Once I was committed to home educating my children, it naturally followed that I became more concerned about the planet that was to become their classroom. I could no longer ignore a fishing industry that decimates the ocean floor and kills all sea life indiscriminately, just so that I could eat fish and chips. Being complicit in the routine physical, emotional and sexual abuse of farm animals became too high a price to pay for a chicken curry, or milk in my tea. Using so-called “disposable” nappies and sanitary products that take hundreds of years to rot in landfill felt selfish, given that I could only hope to live on the planet for five or six more decades at best. After the World Health Organisation linked processed and red meat to colorectal cancer, I became even keener to reap the health benefits of a plant-based diet, and swallowed my vegan red pill.
“There’s a difference between knowing the path, and walking the path.” *
There are days though, when a tiny part of me longs to plug back into the matrix and go out for a cheeky Nandos, or order my old favourite Lamb dish from the Indian takeaway. Sometimes I still buy “disposable” nappies when they are on offer in the supermarket, I guess because they are cheap and don’t need to be changed as often, and sometimes I feel too lazy to wash, dry and reassemble the cloth nappies that I spent good money on when I was first pregnant and very enthusiastic. (I’m hoping that seeing my many excuses written here in black and white will give me the kick up the backside I need to get back on track with the cloth nappies).
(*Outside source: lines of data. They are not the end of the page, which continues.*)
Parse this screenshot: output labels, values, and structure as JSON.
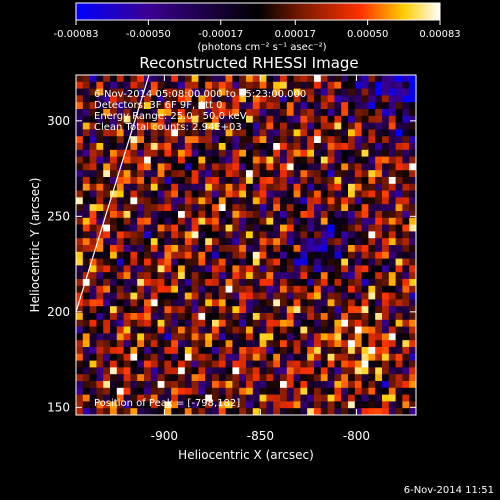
{
  "colorbar": {
    "ticks": [
      "-0.00083",
      "-0.00050",
      "-0.00017",
      "0.00017",
      "0.00050",
      "0.00083"
    ],
    "units": "(photons cm⁻² s⁻¹ asec⁻²)",
    "range": [
      -0.00083,
      0.00083
    ],
    "colors": [
      "#0000ff",
      "#3a0090",
      "#000000",
      "#7a1a00",
      "#ff3000",
      "#ffcc00",
      "#ffffff"
    ]
  },
  "annotations": {
    "time_range": "6-Nov-2014 05:08:00.000 to 05:23:00.000",
    "detectors": "Detectors: 3F 6F 9F, Att 0",
    "energy": "Energy Range: 25.0 - 50.0 keV",
    "clean": "Clean     Total counts: 2.94E+03",
    "peak": "Position of Peak = [-798,182]"
  },
  "footer": {
    "timestamp": "6-Nov-2014 11:51"
  },
  "chart_data": {
    "type": "heatmap",
    "title": "Reconstructed RHESSI Image",
    "xlabel": "Heliocentric X (arcsec)",
    "ylabel": "Heliocentric Y (arcsec)",
    "xlim": [
      -946,
      -769
    ],
    "ylim": [
      146,
      324
    ],
    "xticks": [
      -900,
      -850,
      -800
    ],
    "yticks": [
      150,
      200,
      250,
      300
    ],
    "xtick_labels": [
      "-900",
      "-850",
      "-800"
    ],
    "ytick_labels": [
      "150",
      "200",
      "250",
      "300"
    ],
    "colorbar_range": [
      -0.00083,
      0.00083
    ],
    "peak_position": [
      -798,
      182
    ],
    "limb_line": [
      [
        -946,
        200
      ],
      [
        -908,
        324
      ]
    ]
  }
}
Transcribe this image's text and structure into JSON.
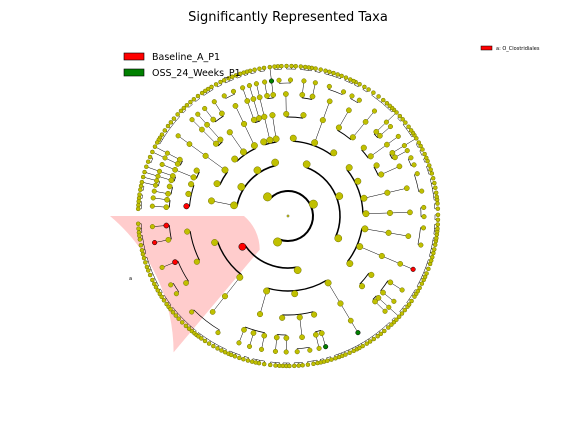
{
  "chart_data": {
    "type": "cladogram",
    "title": "Significantly Represented Taxa",
    "legend": {
      "placement": "top-left",
      "entries": [
        {
          "label": "Baseline_A_P1",
          "color": "#ff0000"
        },
        {
          "label": "OSS_24_Weeks_P1",
          "color": "#008000"
        }
      ]
    },
    "annotation_legend": {
      "placement": "top-right",
      "entries": [
        {
          "marker": "a",
          "label": "a: O_Clostridiales",
          "color": "#ff0000"
        }
      ]
    },
    "highlighted_clades": [
      {
        "marker": "a",
        "group": "Baseline_A_P1",
        "color": "#ff0000"
      }
    ],
    "node_colors": {
      "non_significant": "#c0c000",
      "Baseline_A_P1": "#ff0000",
      "OSS_24_Weeks_P1": "#008000"
    },
    "levels": 7,
    "significant_nodes": {
      "Baseline_A_P1": 6,
      "OSS_24_Weeks_P1": 3
    }
  }
}
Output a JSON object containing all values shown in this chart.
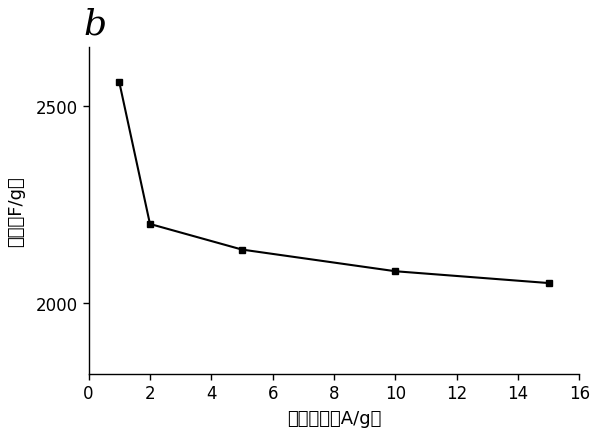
{
  "x": [
    1,
    2,
    5,
    10,
    15
  ],
  "y": [
    2560,
    2200,
    2135,
    2080,
    2050
  ],
  "xlabel": "电流密度（A/g）",
  "ylabel": "比容（F/g）",
  "label_b": "b",
  "marker": "s",
  "color": "#000000",
  "linewidth": 1.5,
  "markersize": 5,
  "xlim": [
    0,
    16
  ],
  "ylim": [
    1820,
    2650
  ],
  "xticks": [
    0,
    2,
    4,
    6,
    8,
    10,
    12,
    14,
    16
  ],
  "yticks": [
    2000,
    2500
  ],
  "label_b_fontsize": 26,
  "axis_fontsize": 13,
  "tick_fontsize": 12,
  "background_color": "#ffffff"
}
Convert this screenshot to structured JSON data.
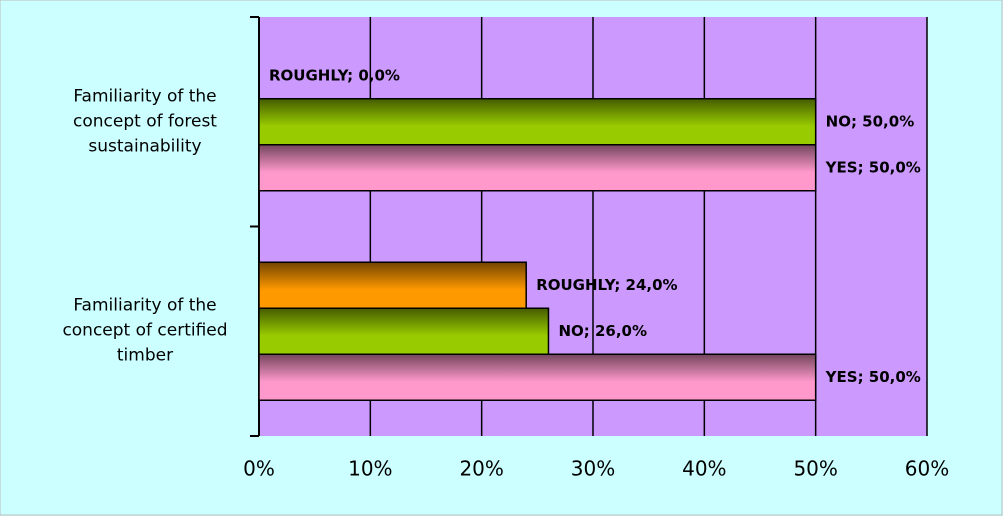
{
  "chart_data": {
    "type": "bar",
    "orientation": "horizontal",
    "categories": [
      "Familiarity of the concept of forest sustainability",
      "Familiarity of the concept of certified timber"
    ],
    "series": [
      {
        "name": "YES",
        "color": "#ff99cc",
        "values": [
          50,
          50
        ],
        "value_labels": [
          "YES; 50,0%",
          "YES; 50,0%"
        ]
      },
      {
        "name": "NO",
        "color": "#99cc00",
        "values": [
          50,
          26
        ],
        "value_labels": [
          "NO; 50,0%",
          "NO; 26,0%"
        ]
      },
      {
        "name": "ROUGHLY",
        "color": "#ff9900",
        "values": [
          0,
          24
        ],
        "value_labels": [
          "ROUGHLY; 0,0%",
          "ROUGHLY; 24,0%"
        ]
      }
    ],
    "xlim": [
      0,
      60
    ],
    "xticks": [
      {
        "value": 0,
        "label": "0%"
      },
      {
        "value": 10,
        "label": "10%"
      },
      {
        "value": 20,
        "label": "20%"
      },
      {
        "value": 30,
        "label": "30%"
      },
      {
        "value": 40,
        "label": "40%"
      },
      {
        "value": 50,
        "label": "50%"
      },
      {
        "value": 60,
        "label": "60%"
      }
    ],
    "grid": true,
    "plot_color": "#cc99ff",
    "background": "#ccffff"
  }
}
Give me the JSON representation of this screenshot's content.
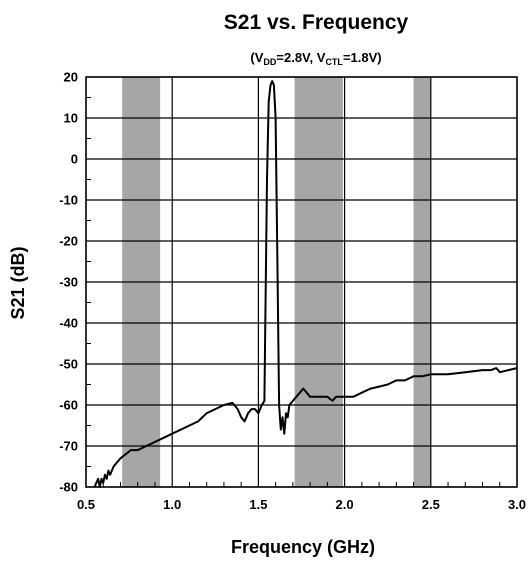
{
  "chart_data": {
    "type": "line",
    "title": "S21 vs. Frequency",
    "subtitle": {
      "prefix": "(V",
      "sub1": "DD",
      "mid": "=2.8V, V",
      "sub2": "CTL",
      "suffix": "=1.8V)"
    },
    "xlabel": "Frequency (GHz)",
    "ylabel": "S21 (dB)",
    "xlim": [
      0.5,
      3.0
    ],
    "ylim": [
      -80,
      20
    ],
    "xticks": [
      "0.5",
      "1.0",
      "1.5",
      "2.0",
      "2.5",
      "3.0"
    ],
    "xtick_values": [
      0.5,
      1.0,
      1.5,
      2.0,
      2.5,
      3.0
    ],
    "yticks": [
      "20",
      "10",
      "0",
      "-10",
      "-20",
      "-30",
      "-40",
      "-50",
      "-60",
      "-70",
      "-80"
    ],
    "ytick_values": [
      20,
      10,
      0,
      -10,
      -20,
      -30,
      -40,
      -50,
      -60,
      -70,
      -80
    ],
    "grid": true,
    "shaded_bands": [
      {
        "x0": 0.71,
        "x1": 0.93
      },
      {
        "x0": 1.71,
        "x1": 1.99
      },
      {
        "x0": 2.4,
        "x1": 2.5
      }
    ],
    "series": [
      {
        "x": [
          0.55,
          0.56,
          0.57,
          0.58,
          0.59,
          0.6,
          0.61,
          0.62,
          0.63,
          0.64,
          0.66,
          0.68,
          0.7,
          0.73,
          0.76,
          0.8,
          0.85,
          0.9,
          0.95,
          1.0,
          1.05,
          1.1,
          1.15,
          1.2,
          1.25,
          1.3,
          1.35,
          1.38,
          1.4,
          1.42,
          1.44,
          1.46,
          1.48,
          1.5,
          1.52,
          1.535,
          1.54,
          1.55,
          1.56,
          1.57,
          1.58,
          1.59,
          1.6,
          1.61,
          1.62,
          1.63,
          1.64,
          1.65,
          1.66,
          1.67,
          1.68,
          1.7,
          1.72,
          1.74,
          1.76,
          1.78,
          1.8,
          1.85,
          1.9,
          1.93,
          1.95,
          2.0,
          2.05,
          2.1,
          2.15,
          2.2,
          2.25,
          2.3,
          2.35,
          2.4,
          2.45,
          2.5,
          2.6,
          2.7,
          2.8,
          2.85,
          2.88,
          2.9,
          2.95,
          3.0
        ],
        "y": [
          -80,
          -79,
          -78,
          -80,
          -78,
          -79,
          -77,
          -78,
          -76,
          -77,
          -75,
          -74,
          -73,
          -72,
          -71,
          -71,
          -70,
          -69,
          -68,
          -67,
          -66,
          -65,
          -64,
          -62,
          -61,
          -60,
          -59.5,
          -61,
          -63,
          -64,
          -62,
          -61,
          -61,
          -62,
          -60,
          -59,
          -40,
          -5,
          14,
          18,
          19,
          18,
          10,
          -25,
          -60,
          -66,
          -63,
          -67,
          -62,
          -63,
          -60,
          -59,
          -58,
          -57,
          -56,
          -57,
          -58,
          -58,
          -58,
          -59,
          -58,
          -58,
          -58,
          -57,
          -56,
          -55.5,
          -55,
          -54,
          -54,
          -53,
          -53,
          -52.5,
          -52.5,
          -52,
          -51.5,
          -51.5,
          -51,
          -52,
          -51.5,
          -51
        ]
      }
    ]
  }
}
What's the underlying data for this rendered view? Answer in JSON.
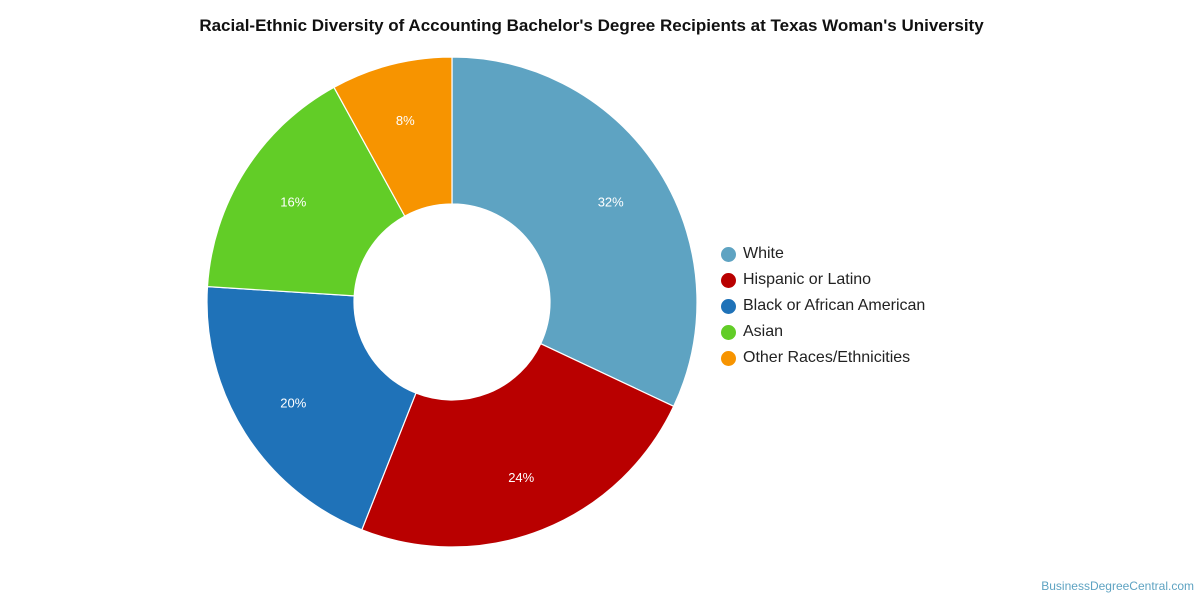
{
  "title": "Racial-Ethnic Diversity of Accounting Bachelor's Degree Recipients at Texas Woman's University",
  "watermark": "BusinessDegreeCentral.com",
  "chart_data": {
    "type": "pie",
    "variant": "donut",
    "title": "Racial-Ethnic Diversity of Accounting Bachelor's Degree Recipients at Texas Woman's University",
    "legend_position": "right",
    "slices": [
      {
        "name": "White",
        "value": 32,
        "label": "32%",
        "color": "#5ea3c2"
      },
      {
        "name": "Hispanic or Latino",
        "value": 24,
        "label": "24%",
        "color": "#b90000"
      },
      {
        "name": "Black or African American",
        "value": 20,
        "label": "20%",
        "color": "#1f72b8"
      },
      {
        "name": "Asian",
        "value": 16,
        "label": "16%",
        "color": "#62cd27"
      },
      {
        "name": "Other Races/Ethnicities",
        "value": 8,
        "label": "8%",
        "color": "#f79400"
      }
    ]
  }
}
We all know the easier way isn't necessarily the best way for us. “Just because everyone else is doing it”, our mums used to say, “doesn’t mean you have to”. Same goes for home education: no doubt it would be easier for us in some ways to swim with the tide- to do what the vast majority of people do and send our children to school when they are four years old, passing the weight of responsibility for their education on to someone else. Despite being outspoken about the liberating flexibility and anthropological legitimacy of home education, in the quiet moments I still fight against the urge to ensure the kids “keep up” with what their age mates are doing/ reading/ writing, and they aren’t even of school age yet!
When I feel like this - however briefly - I find it helps to remember our reasons for choosing home education. When hubby and I first played with the idea of home education, we started with WHY. Why do we want them to be educated? Why is modern society’s default option to send children to school? Why are schools set up as they are? Why do we think we are/ are not the best people to support and facilitate their learning? Why, why why?
When you start with why, the answers you come up with may surprise you, and sometimes make you wish you had never asked the questions at all, because you may have no choice but to make some drastic changes! You may need to cut ties with someone because the relationship is toxic. You may need to prioritise your health and finally get serious about your level of fitness. You may need to admit to yourself that you can no longer afford your car and sell it (ahem… this is me right now). I would encourage you to be brave: open up that box tucked away in the corner of your mind marked “important stuff to think about one day in the future”. Re-examine some old decisions, make new ones if you need to, and if you choose the red pill, prepare for a bumpy (but awesome) ride!
“I'm trying to free your mind, Neo. But I can only show you the door. You're the one that has to walk through it.” *
*If you have no idea where these quotes came from, stop what you are doing right now and go watch The Matrix. It’s a game-changer.